7. The Application must include a copy of the organizational documents of the applicant, such as the articles of incorporation, articles of association, partnership agreement, trust agreement, or other applicable documents, as well as the bylaws or similar document, if any.

8. The Application must identify one place of business in this state where the plan is administered and membership records and other records are kept, or if the plan is located outside the state of Nebraska, the Application must identify one such place of business in such other state and must also include a statement that the plan agrees and stipulates to the jurisdiction of Nebraska courts for all purposes.

Rule 52(B)

B. Fees. Each application for original certification or application for certification following revocation must be accompanied by a nonrefundable fee of $1,500. The fee for the annual report is established in Rule 57.

Rule 52(C)

C. Notification; approval or denial.

1. An application received by the court shall be approved if such application meets all the requirements as set out in Rules 51 through 61. The court may request of the applicant further information or clarification of information submitted pursuant to Rule 52,A,1 through Rule 52,A,8. Failure to respond to a request from the court or failure to meet the requirements shall result in a denial of certification.
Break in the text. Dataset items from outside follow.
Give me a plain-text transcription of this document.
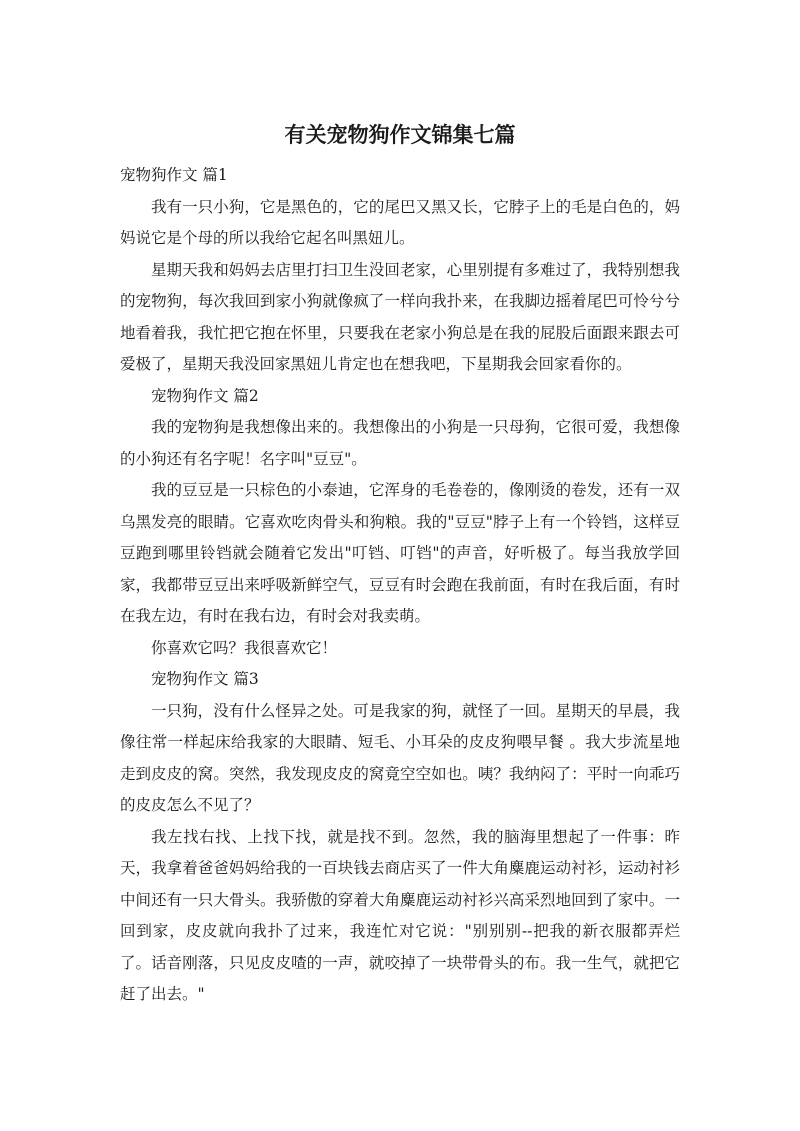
有关宠物狗作文锦集七篇

宠物狗作文 篇1

我有一只小狗，它是黑色的，它的尾巴又黑又长，它脖子上的毛是白色的，妈妈说它是个母的所以我给它起名叫黑妞儿。

星期天我和妈妈去店里打扫卫生没回老家，心里别提有多难过了，我特别想我的宠物狗，每次我回到家小狗就像疯了一样向我扑来，在我脚边摇着尾巴可怜兮兮地看着我，我忙把它抱在怀里，只要我在老家小狗总是在我的屁股后面跟来跟去可爱极了，星期天我没回家黑妞儿肯定也在想我吧，下星期我会回家看你的。

宠物狗作文 篇2

我的宠物狗是我想像出来的。我想像出的小狗是一只母狗，它很可爱，我想像的小狗还有名字呢！名字叫"豆豆"。

我的豆豆是一只棕色的小泰迪，它浑身的毛卷卷的，像刚烫的卷发，还有一双乌黑发亮的眼睛。它喜欢吃肉骨头和狗粮。我的"豆豆"脖子上有一个铃铛，这样豆豆跑到哪里铃铛就会随着它发出"叮铛、叮铛"的声音，好听极了。每当我放学回家，我都带豆豆出来呼吸新鲜空气，豆豆有时会跑在我前面，有时在我后面，有时在我左边，有时在我右边，有时会对我卖萌。

你喜欢它吗？我很喜欢它！

宠物狗作文 篇3

一只狗，没有什么怪异之处。可是我家的狗，就怪了一回。星期天的早晨，我像往常一样起床给我家的大眼睛、短毛、小耳朵的皮皮狗喂早餐 。我大步流星地走到皮皮的窝。突然，我发现皮皮的窝竟空空如也。咦？我纳闷了：平时一向乖巧的皮皮怎么不见了？

我左找右找、上找下找，就是找不到。忽然，我的脑海里想起了一件事：昨天，我拿着爸爸妈妈给我的一百块钱去商店买了一件大角麋鹿运动衬衫，运动衬衫中间还有一只大骨头。我骄傲的穿着大角麋鹿运动衬衫兴高采烈地回到了家中。一回到家，皮皮就向我扑了过来，我连忙对它说："别别别--把我的新衣服都弄烂了。话音刚落，只见皮皮喳的一声，就咬掉了一块带骨头的布。我一生气，就把它赶了出去。"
A letter detailing the reason(s) for denial shall be sent to the applicant within five working days of the decision by the court to deny the application.

2. An applicant denied certification pursuant to Rule 52,C,1 shall be permitted to reapply no earlier than 30 days after receipt of the notice of denial of certification. Such reapplication shall be accompanied by a nonrefundable fee of $750. In no event shall an entity be allowed to reapply for one year after having been denied certification three consecutive times.